But, more of that later. Be patient.
And if there is one defining element of the Hal Ferraro personality, it’s that.
The man with the slow, sweet Carolina drawl that delivers his words at its own
quiet pace is patience itself. Job was a nervous wreck compared to Hal Ferraro.
“I guess you can say I’ve always been able to roll with it and not get upset,”
says the four-time St. Peter’s senior warden as he sits comfortably in his warm
and modest Belton home.
The home could be bigger and flashier because Hal and Sue have certainly earned
ego-massaging surroundings. He was an executive with General Motors, a star
basketball player on a national champ-level college team, a Marine, a Christian
man with a long history of volunteer and community service. Sue, like her
husband, is a graduate of the University of North Carolina, has worked in the
insurance business, raised four children and, for 37 years, St. Peter’s
Episcopal Church.
They have done it all, well, quietly. “Graceful” is a word that comes to mind.
Like a Carolina accent, one that flows gently. Not sharp and irritating like
those Texans. And that couldn’t have been easy because Hal has always been
around people with large and quirky egos: owners of car dealerships, corporate
executives, star athletes and star coaches.
It could have, or it should have if you look at the facts and averages, been
different.
Hal, now 78, for instance, isn’t even from North Carolina. He was born and
raised in the southeastern Kansas berg of Arcadia. His parents weren’t humble
peasants. His father owned a grocery store and a clothing store. “My dad was a
dresser,” says Hal. “Always looked like a band box.” Hal was a big basketball
star in a small arena, setting all kinds of records; some may still stand, in
that part of the state. He once scored 38 points in a game at a time when whole
teams struggled to notch up that many.
But he was, as he says without any pretense, “a clean-living kid” who didn’t put
on airs, didn’t bully those less talented in sports or schoolwork and who cared
about the kids who weren’t graced with what he had. He says he has felt close to
“The Good Lord,” to religion and to church all his life. During his spiritual
journey there has never been a single defining moment, a crashing epiphany. It’s
sort of always been there.
He was really the toast of southeast Kansas when he accepted a basketball
scholarship to one of the Mecca schools of the game, the University of North
Carolina at Chapel Hill, in 1947. He played for Tom Scott on heralded teams and
was on the court for the first televised basketball game from Madison Square
Garden. “I was just an average college player (in those days a 6-footer like Hal
was a forward),” he insists.
He picked up a degree in Business and a lifelong Carolina accent during his four
years in Chapel Hill. He also picked up a drop-dead beauty named Sue Joyner, a
true southerner from Wilson, N.C. whose family tree reached back to
pre-revolution times in that state. She had attended St.
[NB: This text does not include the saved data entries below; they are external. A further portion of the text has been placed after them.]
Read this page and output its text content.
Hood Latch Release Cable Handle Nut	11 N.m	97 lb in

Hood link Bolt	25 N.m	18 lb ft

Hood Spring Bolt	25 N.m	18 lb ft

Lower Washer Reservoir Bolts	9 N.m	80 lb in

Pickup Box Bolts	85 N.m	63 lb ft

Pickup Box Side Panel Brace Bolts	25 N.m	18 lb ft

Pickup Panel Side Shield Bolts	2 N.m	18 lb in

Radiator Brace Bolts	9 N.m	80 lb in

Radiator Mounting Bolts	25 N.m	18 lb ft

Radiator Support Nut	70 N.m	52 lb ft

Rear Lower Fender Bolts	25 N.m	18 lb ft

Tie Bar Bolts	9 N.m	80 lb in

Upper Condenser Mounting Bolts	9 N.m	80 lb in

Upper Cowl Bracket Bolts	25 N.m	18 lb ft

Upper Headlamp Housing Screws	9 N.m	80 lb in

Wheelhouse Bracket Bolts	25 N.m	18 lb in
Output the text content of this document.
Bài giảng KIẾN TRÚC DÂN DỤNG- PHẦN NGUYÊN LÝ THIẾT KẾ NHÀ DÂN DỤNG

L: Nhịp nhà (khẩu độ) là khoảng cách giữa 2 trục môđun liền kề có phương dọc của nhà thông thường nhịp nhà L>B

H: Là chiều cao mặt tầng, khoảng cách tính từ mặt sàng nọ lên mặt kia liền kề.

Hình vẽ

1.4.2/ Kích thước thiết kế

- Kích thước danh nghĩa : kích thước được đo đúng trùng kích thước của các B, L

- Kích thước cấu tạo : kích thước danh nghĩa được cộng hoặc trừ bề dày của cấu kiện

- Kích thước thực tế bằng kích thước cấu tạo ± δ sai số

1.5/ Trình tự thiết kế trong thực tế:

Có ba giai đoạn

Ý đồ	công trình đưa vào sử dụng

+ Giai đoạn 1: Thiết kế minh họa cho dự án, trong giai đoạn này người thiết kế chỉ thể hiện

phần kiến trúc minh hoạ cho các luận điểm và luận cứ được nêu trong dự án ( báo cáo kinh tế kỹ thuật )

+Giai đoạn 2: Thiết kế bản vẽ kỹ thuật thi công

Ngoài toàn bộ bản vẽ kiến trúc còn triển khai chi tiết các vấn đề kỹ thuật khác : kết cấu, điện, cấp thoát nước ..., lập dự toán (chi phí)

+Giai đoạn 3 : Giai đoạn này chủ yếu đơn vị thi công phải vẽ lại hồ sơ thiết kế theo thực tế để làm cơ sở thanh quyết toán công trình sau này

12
Mary’s College, an
Episcopal women’s school in Raleigh, before transferring to UNC. She was also a
Cradle Episcopalian and they were married in the Wilson parish church.
“I grew up in the Methodist and Christian churches,” says Hal. “My mom was a
Methodist and my Dad was a Roman Catholic. There was no Catholic church in
Arcadia but my dad was a good Christian man who did a lot for a lot of people.
It was easier for me to change (to the Episcopal church) than for her (a
grandfather was an Episcopal priest). She had three brothers and we all got
along great. I was bigger than they were.”
Hal had joined the Marines when he graduated in 1951 and because he was a known
basketball star and because commanding generals love to field winning sports
teams, he found himself playing for the San Diego Marines while he was still in
boot camp.
“I am probably the only recruit who was picked up every day by a general’s staff
car and driven to practice ” he quips. “The drill instructors weren’t too happy
about that.” But again, Hal let someone else’s ego (and those of some Marine DIs
are legendary) just roll off his back. After boot camp he played for the Camp
Pendleton Marines. He was discharged in 1953, a few months after he and Sue were
married.
A good family friend was a General Motors dealer in Arcadia and he helped steer
Hal to a GM clerk-training program located on the Kansas City Plaza, where he
and Sue set up their first home.
Over the years Hal advanced up the GM managerial ranks from clerk to assistant
distribution manager to district manager (in St. Joseph and Springfield) and
then to metropolitan district manager in Kansas City in 1970. Later, he was
department manager for trucks in the Kansas City zone.
If this sounds like a simple progression in a simple profession, think again.
District managers must work directly with the owners of car dealerships and the
executives of the manufactures. Car dealers, what with the wild madras coats,
cowboy hats and boots astride elephants and kangaroos are men (and they were
then mostly that) of astonishingly peculiar personalities and self-esteem.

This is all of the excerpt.